On Monday, Chinese Premier Li Qiang met with visiting Eritrean President Isaias Afwerki, emphasizing the need of “deepening mutually beneficial win-win cooperation and continuously enriching their strategic partnership” between the two countries.
Eritrea’s Red Sea position, between the Suez Canal and Europe to the north and the Arabian Gulf and the Indian Ocean to the southeast, may make it strategically important for China as it seeks to expand its influence in the Horn of Africa.
Djibouti, which Eritrea shares a border with, became the site of China’s first overseas military installation built by the People’s Liberation Army in 2017.

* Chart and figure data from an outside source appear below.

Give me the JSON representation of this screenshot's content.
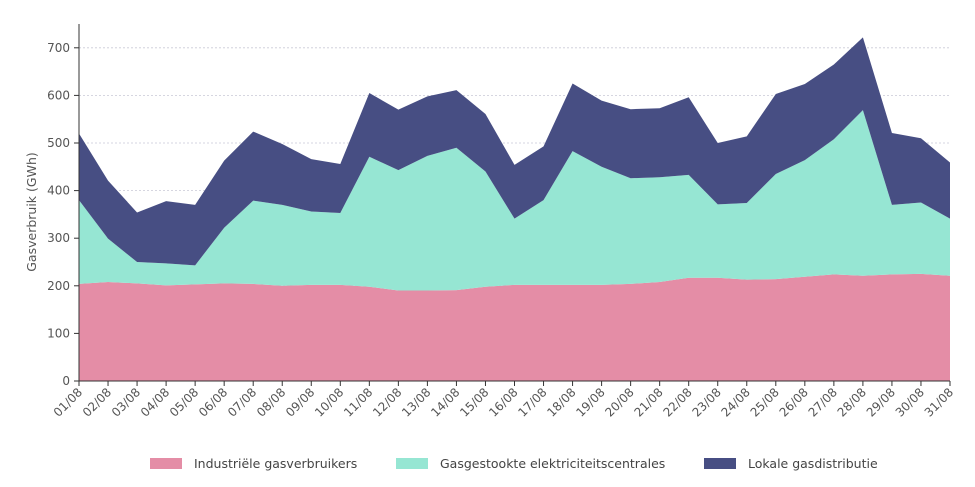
{
  "chart_data": {
    "type": "area",
    "stacked": true,
    "title": "",
    "xlabel": "",
    "ylabel": "Gasverbruik (GWh)",
    "ylim": [
      0,
      750
    ],
    "yticks": [
      0,
      100,
      200,
      300,
      400,
      500,
      600,
      700
    ],
    "grid": true,
    "legend_position": "bottom",
    "categories": [
      "01/08",
      "02/08",
      "03/08",
      "04/08",
      "05/08",
      "06/08",
      "07/08",
      "08/08",
      "09/08",
      "10/08",
      "11/08",
      "12/08",
      "13/08",
      "14/08",
      "15/08",
      "16/08",
      "17/08",
      "18/08",
      "19/08",
      "20/08",
      "21/08",
      "22/08",
      "23/08",
      "24/08",
      "25/08",
      "26/08",
      "27/08",
      "28/08",
      "29/08",
      "30/08",
      "31/08"
    ],
    "series": [
      {
        "name": "Industriële gasverbruikers",
        "color": "#E48DA6",
        "values": [
          204,
          208,
          205,
          201,
          203,
          205,
          204,
          200,
          202,
          202,
          198,
          190,
          190,
          191,
          198,
          202,
          202,
          202,
          202,
          204,
          208,
          217,
          217,
          213,
          214,
          219,
          224,
          221,
          224,
          225,
          221
        ]
      },
      {
        "name": "Gasgestookte elektriciteitscentrales",
        "color": "#96E6D3",
        "values": [
          176,
          91,
          45,
          46,
          40,
          117,
          175,
          170,
          154,
          151,
          273,
          253,
          283,
          299,
          242,
          139,
          178,
          281,
          248,
          222,
          220,
          216,
          154,
          161,
          221,
          245,
          284,
          348,
          146,
          150,
          120
        ]
      },
      {
        "name": "Lokale gasdistributie",
        "color": "#474E83",
        "values": [
          140,
          122,
          104,
          131,
          127,
          141,
          145,
          128,
          110,
          103,
          134,
          127,
          125,
          121,
          121,
          113,
          113,
          142,
          139,
          145,
          145,
          163,
          129,
          140,
          168,
          160,
          157,
          153,
          151,
          135,
          118
        ]
      }
    ]
  }
}
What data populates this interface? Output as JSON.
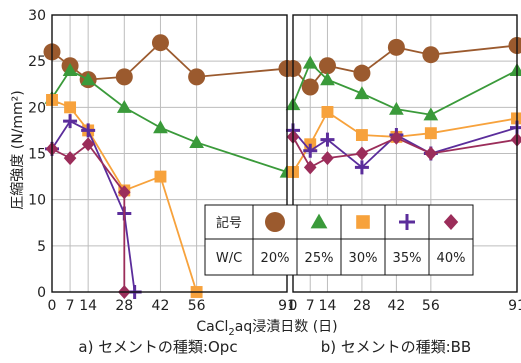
{
  "chart_data": [
    {
      "type": "line",
      "caption": "a) セメントの種類:Opc",
      "x_ticks": [
        0,
        7,
        14,
        28,
        42,
        56,
        91
      ],
      "xlim": [
        0,
        91
      ],
      "ylim": [
        0,
        30
      ],
      "y_ticks": [
        0,
        5,
        10,
        15,
        20,
        25,
        30
      ],
      "grid": true,
      "series": [
        {
          "name": "20%",
          "marker": "circle",
          "color": "#9b5a2e",
          "points": [
            [
              0,
              26
            ],
            [
              7,
              24.5
            ],
            [
              14,
              23
            ],
            [
              28,
              23.3
            ],
            [
              42,
              27
            ],
            [
              56,
              23.3
            ],
            [
              91,
              24.2
            ]
          ]
        },
        {
          "name": "25%",
          "marker": "triangle",
          "color": "#3a9a3a",
          "points": [
            [
              0,
              21
            ],
            [
              7,
              24
            ],
            [
              14,
              23
            ],
            [
              28,
              20
            ],
            [
              42,
              17.8
            ],
            [
              56,
              16.2
            ],
            [
              91,
              13
            ]
          ]
        },
        {
          "name": "30%",
          "marker": "square",
          "color": "#f7a23c",
          "points": [
            [
              0,
              20.8
            ],
            [
              7,
              20
            ],
            [
              14,
              17.5
            ],
            [
              28,
              11
            ],
            [
              42,
              12.5
            ],
            [
              56,
              0
            ]
          ]
        },
        {
          "name": "35%",
          "marker": "plus",
          "color": "#5b2d9b",
          "points": [
            [
              0,
              15.5
            ],
            [
              7,
              18.5
            ],
            [
              14,
              17.5
            ],
            [
              28,
              8.5
            ],
            [
              32,
              0
            ]
          ]
        },
        {
          "name": "40%",
          "marker": "diamond",
          "color": "#9b2d5a",
          "points": [
            [
              0,
              15.5
            ],
            [
              7,
              14.5
            ],
            [
              14,
              16
            ],
            [
              28,
              10.8
            ],
            [
              28,
              0
            ]
          ]
        }
      ]
    },
    {
      "type": "line",
      "caption": "b) セメントの種類:BB",
      "x_ticks": [
        0,
        7,
        14,
        28,
        42,
        56,
        91
      ],
      "xlim": [
        0,
        91
      ],
      "ylim": [
        0,
        30
      ],
      "grid": true,
      "series": [
        {
          "name": "20%",
          "marker": "circle",
          "color": "#9b5a2e",
          "points": [
            [
              0,
              24.2
            ],
            [
              7,
              22.2
            ],
            [
              14,
              24.5
            ],
            [
              28,
              23.7
            ],
            [
              42,
              26.5
            ],
            [
              56,
              25.7
            ],
            [
              91,
              26.7
            ]
          ]
        },
        {
          "name": "25%",
          "marker": "triangle",
          "color": "#3a9a3a",
          "points": [
            [
              0,
              20.3
            ],
            [
              7,
              24.8
            ],
            [
              14,
              23
            ],
            [
              28,
              21.5
            ],
            [
              42,
              19.8
            ],
            [
              56,
              19.2
            ],
            [
              91,
              24
            ]
          ]
        },
        {
          "name": "30%",
          "marker": "square",
          "color": "#f7a23c",
          "points": [
            [
              0,
              13
            ],
            [
              7,
              16
            ],
            [
              14,
              19.5
            ],
            [
              28,
              17
            ],
            [
              42,
              16.8
            ],
            [
              56,
              17.2
            ],
            [
              91,
              18.8
            ]
          ]
        },
        {
          "name": "35%",
          "marker": "plus",
          "color": "#5b2d9b",
          "points": [
            [
              0,
              17.5
            ],
            [
              7,
              15.3
            ],
            [
              14,
              16.5
            ],
            [
              28,
              13.5
            ],
            [
              42,
              17
            ],
            [
              56,
              15
            ],
            [
              91,
              17.8
            ]
          ]
        },
        {
          "name": "40%",
          "marker": "diamond",
          "color": "#9b2d5a",
          "points": [
            [
              0,
              16.8
            ],
            [
              7,
              13.5
            ],
            [
              14,
              14.5
            ],
            [
              28,
              15
            ],
            [
              42,
              16.7
            ],
            [
              56,
              15
            ],
            [
              91,
              16.5
            ]
          ]
        }
      ]
    }
  ],
  "ylabel": "圧縮強度 (N/mm²)",
  "xlabel_prefix": "CaCl",
  "xlabel_sub": "2",
  "xlabel_suffix": "aq浸漬日数 (日)",
  "legend": {
    "row1_label": "記号",
    "row2_label": "W/C",
    "items": [
      {
        "label": "20%",
        "marker": "circle",
        "color": "#9b5a2e"
      },
      {
        "label": "25%",
        "marker": "triangle",
        "color": "#3a9a3a"
      },
      {
        "label": "30%",
        "marker": "square",
        "color": "#f7a23c"
      },
      {
        "label": "35%",
        "marker": "plus",
        "color": "#5b2d9b"
      },
      {
        "label": "40%",
        "marker": "diamond",
        "color": "#9b2d5a"
      }
    ]
  }
}
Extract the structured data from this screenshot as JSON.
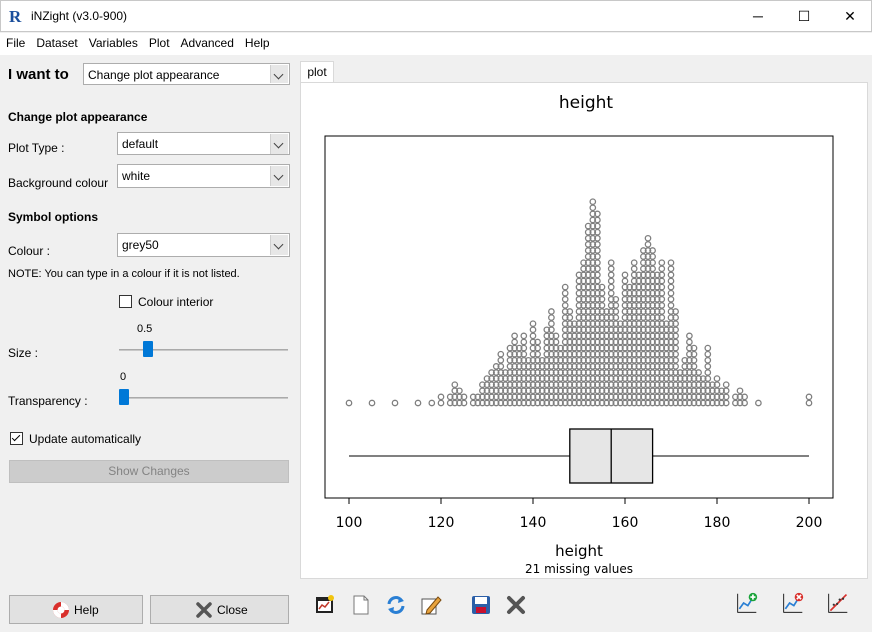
{
  "window": {
    "title": "iNZight (v3.0-900)",
    "app_icon": "R",
    "minimize": "─",
    "maximize": "☐",
    "close": "✕"
  },
  "menu": [
    "File",
    "Dataset",
    "Variables",
    "Plot",
    "Advanced",
    "Help"
  ],
  "left": {
    "i_want_to_label": "I want to",
    "i_want_to_value": "Change plot appearance",
    "section_title": "Change plot appearance",
    "plot_type_label": "Plot Type :",
    "plot_type_value": "default",
    "background_label": "Background colour",
    "background_value": "white",
    "symbol_options": "Symbol options",
    "colour_label": "Colour :",
    "colour_value": "grey50",
    "note": "NOTE: You can type in a colour if it is not listed.",
    "colour_interior": "Colour interior",
    "colour_interior_checked": false,
    "size_label": "Size :",
    "size_value": "0.5",
    "size_fraction": 0.14,
    "transparency_label": "Transparency :",
    "transparency_value": "0",
    "transparency_fraction": 0,
    "update_auto": "Update automatically",
    "update_auto_checked": true,
    "show_changes": "Show Changes",
    "help_button": "Help",
    "close_button": "Close"
  },
  "tab": {
    "label": "plot"
  },
  "toolbar_icons": [
    "new-plot-window-icon",
    "new-page-icon",
    "refresh-icon",
    "edit-icon",
    "save-icon",
    "delete-icon",
    "add-inference-icon",
    "remove-inference-icon",
    "trend-line-icon"
  ],
  "chart_data": {
    "type": "dotplot",
    "title": "height",
    "xlabel": "height",
    "note": "21 missing values",
    "xlim": [
      100,
      200
    ],
    "xticks": [
      100,
      120,
      140,
      160,
      180,
      200
    ],
    "symbol_colour": "grey50",
    "dot_columns": [
      {
        "x": 100,
        "n": 1
      },
      {
        "x": 105,
        "n": 1
      },
      {
        "x": 110,
        "n": 1
      },
      {
        "x": 115,
        "n": 1
      },
      {
        "x": 118,
        "n": 1
      },
      {
        "x": 120,
        "n": 2
      },
      {
        "x": 122,
        "n": 2
      },
      {
        "x": 123,
        "n": 4
      },
      {
        "x": 124,
        "n": 3
      },
      {
        "x": 125,
        "n": 2
      },
      {
        "x": 127,
        "n": 2
      },
      {
        "x": 128,
        "n": 2
      },
      {
        "x": 129,
        "n": 4
      },
      {
        "x": 130,
        "n": 5
      },
      {
        "x": 131,
        "n": 6
      },
      {
        "x": 132,
        "n": 7
      },
      {
        "x": 133,
        "n": 9
      },
      {
        "x": 134,
        "n": 6
      },
      {
        "x": 135,
        "n": 10
      },
      {
        "x": 136,
        "n": 12
      },
      {
        "x": 137,
        "n": 10
      },
      {
        "x": 138,
        "n": 12
      },
      {
        "x": 139,
        "n": 8
      },
      {
        "x": 140,
        "n": 14
      },
      {
        "x": 141,
        "n": 11
      },
      {
        "x": 142,
        "n": 8
      },
      {
        "x": 143,
        "n": 13
      },
      {
        "x": 144,
        "n": 16
      },
      {
        "x": 145,
        "n": 12
      },
      {
        "x": 146,
        "n": 10
      },
      {
        "x": 147,
        "n": 20
      },
      {
        "x": 148,
        "n": 16
      },
      {
        "x": 149,
        "n": 14
      },
      {
        "x": 150,
        "n": 22
      },
      {
        "x": 151,
        "n": 24
      },
      {
        "x": 152,
        "n": 30
      },
      {
        "x": 153,
        "n": 34
      },
      {
        "x": 154,
        "n": 32
      },
      {
        "x": 155,
        "n": 20
      },
      {
        "x": 156,
        "n": 16
      },
      {
        "x": 157,
        "n": 24
      },
      {
        "x": 158,
        "n": 18
      },
      {
        "x": 159,
        "n": 14
      },
      {
        "x": 160,
        "n": 22
      },
      {
        "x": 161,
        "n": 20
      },
      {
        "x": 162,
        "n": 24
      },
      {
        "x": 163,
        "n": 22
      },
      {
        "x": 164,
        "n": 26
      },
      {
        "x": 165,
        "n": 28
      },
      {
        "x": 166,
        "n": 26
      },
      {
        "x": 167,
        "n": 22
      },
      {
        "x": 168,
        "n": 24
      },
      {
        "x": 169,
        "n": 14
      },
      {
        "x": 170,
        "n": 24
      },
      {
        "x": 171,
        "n": 16
      },
      {
        "x": 172,
        "n": 6
      },
      {
        "x": 173,
        "n": 8
      },
      {
        "x": 174,
        "n": 12
      },
      {
        "x": 175,
        "n": 10
      },
      {
        "x": 176,
        "n": 6
      },
      {
        "x": 177,
        "n": 5
      },
      {
        "x": 178,
        "n": 10
      },
      {
        "x": 179,
        "n": 4
      },
      {
        "x": 180,
        "n": 5
      },
      {
        "x": 181,
        "n": 3
      },
      {
        "x": 182,
        "n": 4
      },
      {
        "x": 184,
        "n": 2
      },
      {
        "x": 185,
        "n": 3
      },
      {
        "x": 186,
        "n": 2
      },
      {
        "x": 189,
        "n": 1
      },
      {
        "x": 200,
        "n": 2
      }
    ],
    "boxplot": {
      "min": 100,
      "q1": 148,
      "median": 157,
      "q3": 166,
      "max": 200
    }
  }
}
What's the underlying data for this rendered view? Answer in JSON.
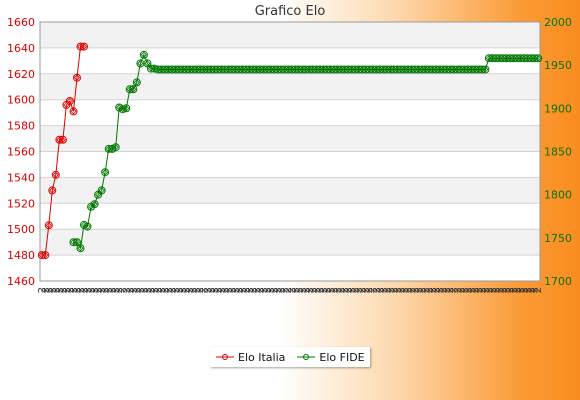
{
  "chart_data": {
    "type": "line",
    "title": "Grafico Elo",
    "grid": true,
    "legend_position": "bottom-center",
    "y_left": {
      "min": 1460,
      "max": 1660,
      "step": 20,
      "color": "#dd0000",
      "ticks": [
        "1460",
        "1480",
        "1500",
        "1520",
        "1540",
        "1560",
        "1580",
        "1600",
        "1620",
        "1640",
        "1660"
      ]
    },
    "y_right": {
      "min": 1700,
      "max": 2000,
      "step": 50,
      "color": "#007700",
      "ticks": [
        "1700",
        "1750",
        "1800",
        "1850",
        "1900",
        "1950",
        "2000"
      ]
    },
    "x_tick_label": "2",
    "x_tick_count": 142,
    "series": [
      {
        "name": "Elo Italia",
        "axis": "left",
        "color": "#dd0000",
        "x": [
          0,
          1,
          2,
          3,
          4,
          5,
          6,
          7,
          8,
          9,
          10,
          11,
          12
        ],
        "values": [
          1480,
          1480,
          1503,
          1530,
          1542,
          1569,
          1569,
          1596,
          1599,
          1591,
          1617,
          1641,
          1641
        ]
      },
      {
        "name": "Elo FIDE",
        "axis": "right",
        "color": "#007700",
        "x": [
          9,
          10,
          11,
          12,
          13,
          14,
          15,
          16,
          17,
          18,
          19,
          20,
          21,
          22,
          23,
          24,
          25,
          26,
          27,
          28,
          29,
          30,
          31,
          32,
          33,
          34,
          35,
          36,
          37,
          38,
          39,
          40,
          41,
          42,
          43,
          44,
          45,
          46,
          47,
          48,
          49,
          50,
          51,
          52,
          53,
          54,
          55,
          56,
          57,
          58,
          59,
          60,
          61,
          62,
          63,
          64,
          65,
          66,
          67,
          68,
          69,
          70,
          71,
          72,
          73,
          74,
          75,
          76,
          77,
          78,
          79,
          80,
          81,
          82,
          83,
          84,
          85,
          86,
          87,
          88,
          89,
          90,
          91,
          92,
          93,
          94,
          95,
          96,
          97,
          98,
          99,
          100,
          101,
          102,
          103,
          104,
          105,
          106,
          107,
          108,
          109,
          110,
          111,
          112,
          113,
          114,
          115,
          116,
          117,
          118,
          119,
          120,
          121,
          122,
          123,
          124,
          125,
          126,
          127,
          128,
          129,
          130,
          131,
          132,
          133,
          134,
          135,
          136,
          137,
          138,
          139,
          140,
          141
        ],
        "values": [
          1745,
          1745,
          1738,
          1765,
          1763,
          1786,
          1789,
          1800,
          1805,
          1826,
          1853,
          1853,
          1855,
          1901,
          1899,
          1900,
          1922,
          1922,
          1930,
          1952,
          1962,
          1952,
          1946,
          1946,
          1945,
          1945,
          1945,
          1945,
          1945,
          1945,
          1945,
          1945,
          1945,
          1945,
          1945,
          1945,
          1945,
          1945,
          1945,
          1945,
          1945,
          1945,
          1945,
          1945,
          1945,
          1945,
          1945,
          1945,
          1945,
          1945,
          1945,
          1945,
          1945,
          1945,
          1945,
          1945,
          1945,
          1945,
          1945,
          1945,
          1945,
          1945,
          1945,
          1945,
          1945,
          1945,
          1945,
          1945,
          1945,
          1945,
          1945,
          1945,
          1945,
          1945,
          1945,
          1945,
          1945,
          1945,
          1945,
          1945,
          1945,
          1945,
          1945,
          1945,
          1945,
          1945,
          1945,
          1945,
          1945,
          1945,
          1945,
          1945,
          1945,
          1945,
          1945,
          1945,
          1945,
          1945,
          1945,
          1945,
          1945,
          1945,
          1945,
          1945,
          1945,
          1945,
          1945,
          1945,
          1945,
          1945,
          1945,
          1945,
          1945,
          1945,
          1945,
          1945,
          1945,
          1945,
          1958,
          1958,
          1958,
          1958,
          1958,
          1958,
          1958,
          1958,
          1958,
          1958,
          1958,
          1958,
          1958,
          1958,
          1958
        ]
      }
    ]
  }
}
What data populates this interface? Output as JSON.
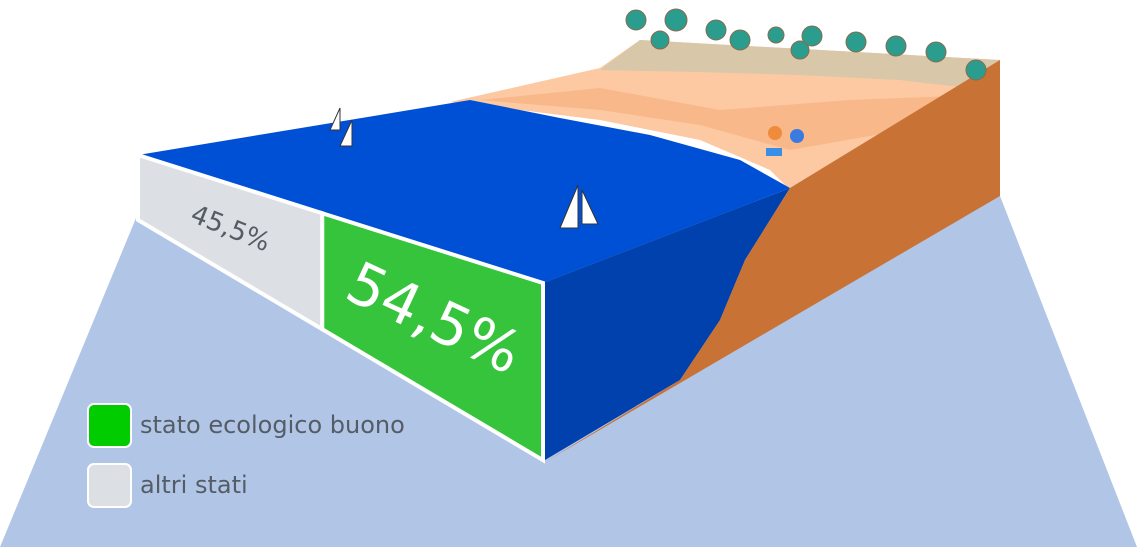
{
  "chart_data": {
    "type": "bar",
    "categories": [
      null
    ],
    "series": [
      {
        "name": "stato ecologico buono",
        "color": "#35c43b",
        "legend_color": "#00cc00",
        "values": [
          54.5
        ],
        "value_labels": [
          "54,5%"
        ]
      },
      {
        "name": "altri stati",
        "color": "#dcdfe3",
        "legend_color": "#dcdfe3",
        "values": [
          45.5
        ],
        "value_labels": [
          "45,5%"
        ]
      }
    ]
  }
}
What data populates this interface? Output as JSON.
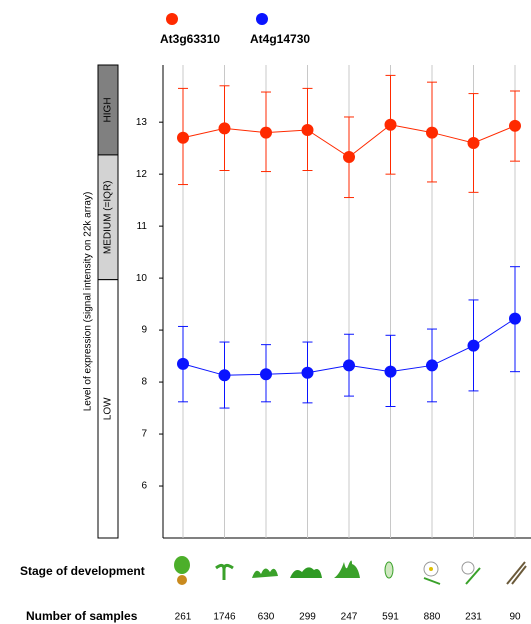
{
  "chart_data": {
    "type": "errorbar-line",
    "y_label": "Level of expression (signal intensity on 22k array)",
    "ylim": [
      5.0,
      14.1
    ],
    "yticks": [
      6,
      7,
      8,
      9,
      10,
      11,
      12,
      13
    ],
    "levels": [
      {
        "label": "HIGH",
        "from": 12.37,
        "to": 14.1,
        "color": "#808080",
        "text_color": "#fff"
      },
      {
        "label": "MEDIUM (=IQR)",
        "from": 9.97,
        "to": 12.37,
        "color": "#d3d3d3",
        "text_color": "#000"
      },
      {
        "label": "LOW",
        "from": 5.0,
        "to": 9.97,
        "color": "#ffffff",
        "text_color": "#000"
      }
    ],
    "stage_label": "Stage of development",
    "samples_label": "Number of samples",
    "samples": [
      261,
      1746,
      630,
      299,
      247,
      591,
      880,
      231,
      90
    ],
    "series": [
      {
        "name": "At3g63310",
        "color": "#ff2a00",
        "values": [
          12.7,
          12.88,
          12.8,
          12.85,
          12.33,
          12.95,
          12.8,
          12.6,
          12.93
        ],
        "low": [
          11.8,
          12.07,
          12.05,
          12.07,
          11.55,
          12.0,
          11.85,
          11.65,
          12.25
        ],
        "high": [
          13.65,
          13.7,
          13.58,
          13.65,
          13.1,
          13.9,
          13.77,
          13.55,
          13.6
        ]
      },
      {
        "name": "At4g14730",
        "color": "#0a14ff",
        "values": [
          8.35,
          8.13,
          8.15,
          8.18,
          8.32,
          8.2,
          8.32,
          8.7,
          9.22
        ],
        "low": [
          7.62,
          7.5,
          7.62,
          7.6,
          7.73,
          7.53,
          7.62,
          7.83,
          8.2
        ],
        "high": [
          9.07,
          8.77,
          8.72,
          8.77,
          8.92,
          8.9,
          9.02,
          9.58,
          10.22
        ]
      }
    ]
  }
}
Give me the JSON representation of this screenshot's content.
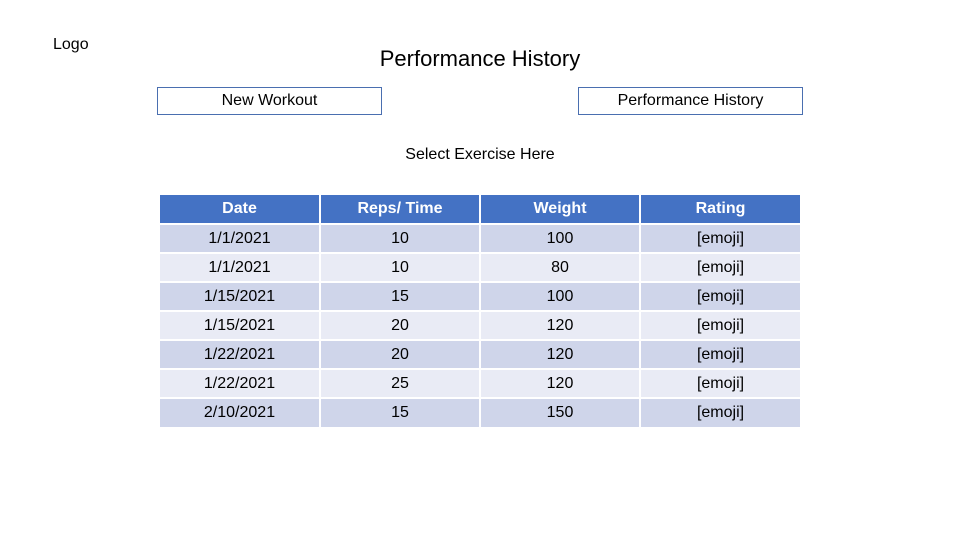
{
  "logo": "Logo",
  "title": "Performance History",
  "nav": {
    "new_workout": "New Workout",
    "performance_history": "Performance History"
  },
  "select_exercise": "Select Exercise Here",
  "table": {
    "headers": [
      "Date",
      "Reps/ Time",
      "Weight",
      "Rating"
    ],
    "rows": [
      [
        "1/1/2021",
        "10",
        "100",
        "[emoji]"
      ],
      [
        "1/1/2021",
        "10",
        "80",
        "[emoji]"
      ],
      [
        "1/15/2021",
        "15",
        "100",
        "[emoji]"
      ],
      [
        "1/15/2021",
        "20",
        "120",
        "[emoji]"
      ],
      [
        "1/22/2021",
        "20",
        "120",
        "[emoji]"
      ],
      [
        "1/22/2021",
        "25",
        "120",
        "[emoji]"
      ],
      [
        "2/10/2021",
        "15",
        "150",
        "[emoji]"
      ]
    ]
  },
  "colors": {
    "header_bg": "#4472c4",
    "row_odd_bg": "#cfd5ea",
    "row_even_bg": "#e9ebf5",
    "button_border": "#4a6fb0"
  }
}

Afwerki, who has been in power since Eritrea’s independence from neighboring Ethiopia in 1993, told Li that the People’s Republic of China’s efforts to foster a more just and equitable relationship between people and nations would inevitably result in global challenges and a rethinking of existing systems.
In March, it was revealed that Eritrea’s military forces had committed war crimes during the two-year conflict with Ethiopia’s northern Tigray region. The story, however, was denounced by Eritrea’s foreign ministry as “unsubstantiated and defamatory.”
Africa and the rest of the world, which has been neglected, “will heavily defend and expect more contributions from the People’s Republic of China,” according to Afwerki.